Bioethanol is an alcohol produced from organic biomass such as sugar, wheat or maize, and represents over 80% of global biofuel production. Bioethanol is a biodegradable, non-toxic and proven alternative to fossil fuel that can be blended for use in any petrol-engine car today without modification. In fact, ethanol has already been used in cars for over 80 years - Henry Ford regarded it as 'the fuel of the future' and designed his early engines to run on a bioethanol/petrol mix. Greenhouse gas emissions can be reduced through the use of bioethanol, as the crops used to produce bioethanol absorb CO2 as they grow. When produced from sustainable crops in Europe, it also provides the EU's rural economy with a welcome boost.
Biofuels are liquid fuels made from plant materials.
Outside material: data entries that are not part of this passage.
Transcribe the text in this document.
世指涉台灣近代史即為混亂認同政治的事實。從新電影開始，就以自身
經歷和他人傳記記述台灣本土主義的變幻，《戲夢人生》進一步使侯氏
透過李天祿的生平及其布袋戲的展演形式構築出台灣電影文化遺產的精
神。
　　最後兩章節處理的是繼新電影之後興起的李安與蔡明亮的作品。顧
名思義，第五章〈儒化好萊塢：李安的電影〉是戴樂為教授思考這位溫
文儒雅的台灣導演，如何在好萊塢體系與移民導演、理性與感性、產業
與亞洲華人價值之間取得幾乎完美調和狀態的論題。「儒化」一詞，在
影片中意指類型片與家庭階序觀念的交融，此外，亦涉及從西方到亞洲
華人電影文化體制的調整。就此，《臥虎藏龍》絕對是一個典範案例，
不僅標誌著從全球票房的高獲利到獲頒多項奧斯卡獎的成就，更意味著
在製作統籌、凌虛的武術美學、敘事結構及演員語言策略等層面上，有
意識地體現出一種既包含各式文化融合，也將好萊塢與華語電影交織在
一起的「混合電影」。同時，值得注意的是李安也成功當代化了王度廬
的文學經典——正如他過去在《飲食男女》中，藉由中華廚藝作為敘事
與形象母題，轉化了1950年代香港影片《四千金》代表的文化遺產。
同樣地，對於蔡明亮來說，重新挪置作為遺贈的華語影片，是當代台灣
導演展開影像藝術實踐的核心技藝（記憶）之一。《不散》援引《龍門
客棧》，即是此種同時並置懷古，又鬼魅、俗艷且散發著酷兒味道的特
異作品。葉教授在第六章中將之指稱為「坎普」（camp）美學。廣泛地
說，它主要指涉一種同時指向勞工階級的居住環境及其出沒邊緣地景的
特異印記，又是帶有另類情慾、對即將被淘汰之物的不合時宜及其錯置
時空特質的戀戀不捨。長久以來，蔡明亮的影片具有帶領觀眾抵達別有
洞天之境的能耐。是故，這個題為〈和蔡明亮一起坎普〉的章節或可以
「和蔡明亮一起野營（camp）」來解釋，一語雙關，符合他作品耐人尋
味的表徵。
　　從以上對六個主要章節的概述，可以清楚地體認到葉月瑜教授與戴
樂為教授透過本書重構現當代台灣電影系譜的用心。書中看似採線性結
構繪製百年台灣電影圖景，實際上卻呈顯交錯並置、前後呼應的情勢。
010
They can be used in transport fuel instead of conventional fossil fuels. Because the plants they are made from are renewable and absorb carbon dioxide as they grow biofuels make a contribution to cutting carbon emissions.
Ensus makes bioethanol from grains such as feed wheat or maize grown in the UK and in Europe. Bioethanol is an alcohol, produced in a similar way to those used in spirits. It requires crops such as wheat, maize, sugar beet, and sugar cane that contain starch or sugar which can be converted into alcohol. It is blended with petrol to meet the new government requirement (the RTFO) that all transport fuel should include at least 4.75% of biofuels by 2013.